His people from Ottawa, including the RCMP, were pushing people out of the way, grabbing at cameras, and trampling over graves on the beach in order to photograph the PM.

An RCMP guy tried to interfere with my camera, but one of our soldiers intervened.

A couple of women from the PM's office were running around yelling at people.

It got out of hand. It was crazy.

The whole visit was a photo opportunity -- with cameras set-up for the PM in designated spots: Martin on the each looking into the sea, Martin amid the wreckage, Martin with a homeless kid, Martin taking a token drink of water produced by the DART water purifier.

He met with the Canadian commander, Lt. Col. Mike Voith and a small medical team, but didn't visit the camp of the 200 Canadian military people here for tsunami victims.

Martin's handlers wanted no one but their people taking photos. The padre was even shoved out of the way.
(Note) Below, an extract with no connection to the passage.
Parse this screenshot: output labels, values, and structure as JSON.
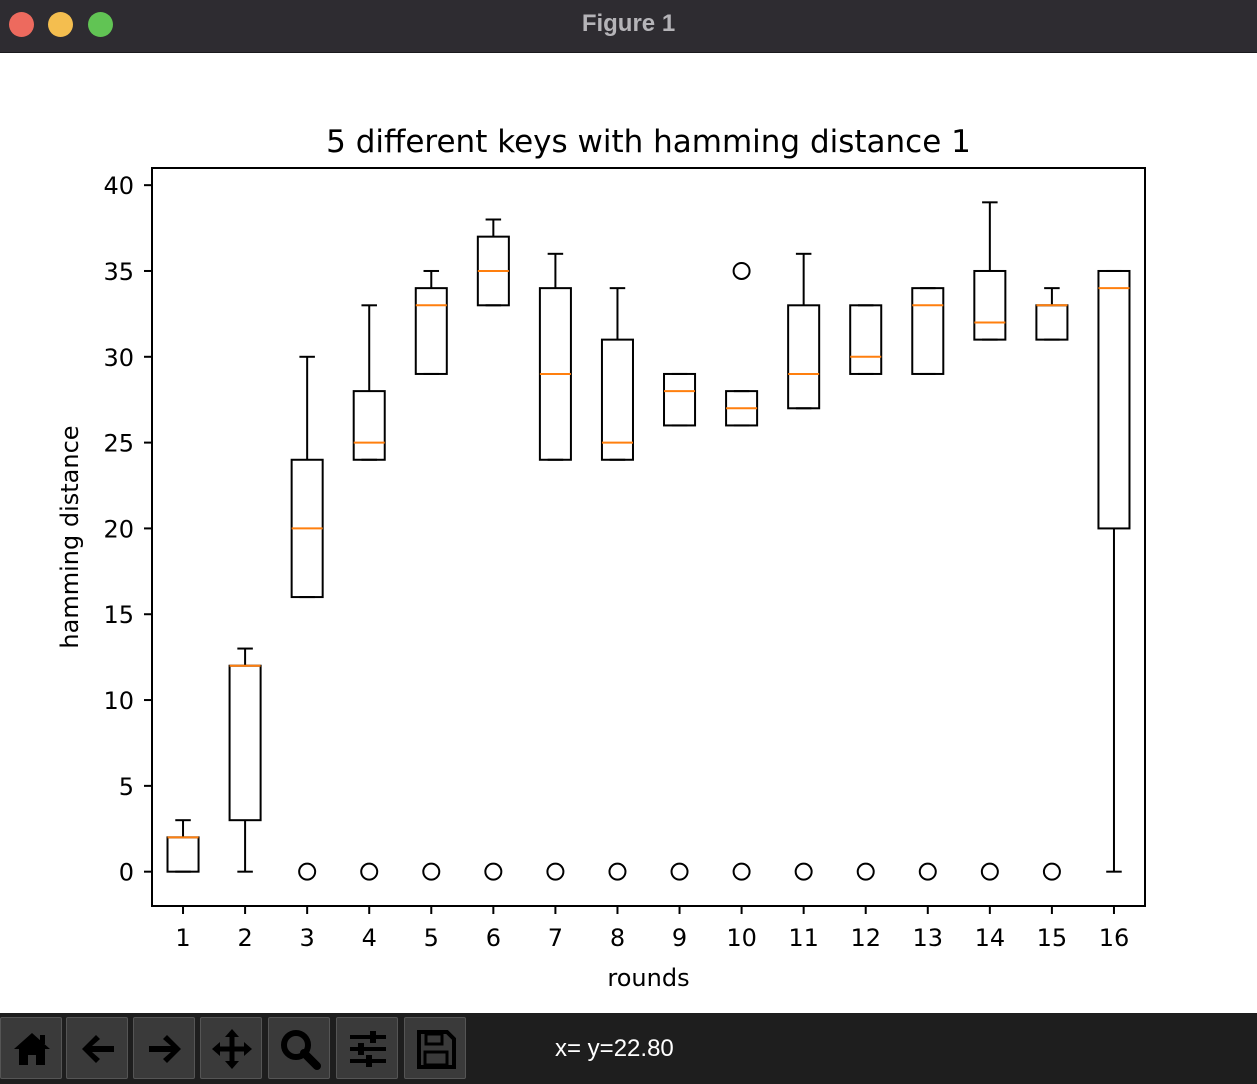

And then he was gone -- helicoptered out. Maybe 90 minutes in the area. Embarrassing. I'm in Sri Lanka with the DART men and women and, as Canadian soldiers always do, they're working miracles -- but the PM didn't have time to visit them.

Pritchard goes on to relate how the DART team has found plenty of useful work to keep them busy, despite being late for the immediate critical disaster relief.

It's frightening to think of, but the most important consideration on any government action is how it will play to the press, and to those special interests that influence the press. Not how much it will cost, whether it will work, what other consequences the action will have -- just what it will look like. What the spin will be. What it will say about what the government values are. It's how we've allowed an ineffective and massively inefficient gun registry to be established, and it's why we're unable to look at market-based solutions to our crumbling health-care system. And we've gotten so used to it in this country that seeing our Prime Minister cynically inserting himself into a devastating tragedy is somehow not seen as being crass.

UPDATE: Spin Killer finds Pritchard's complete article on the web.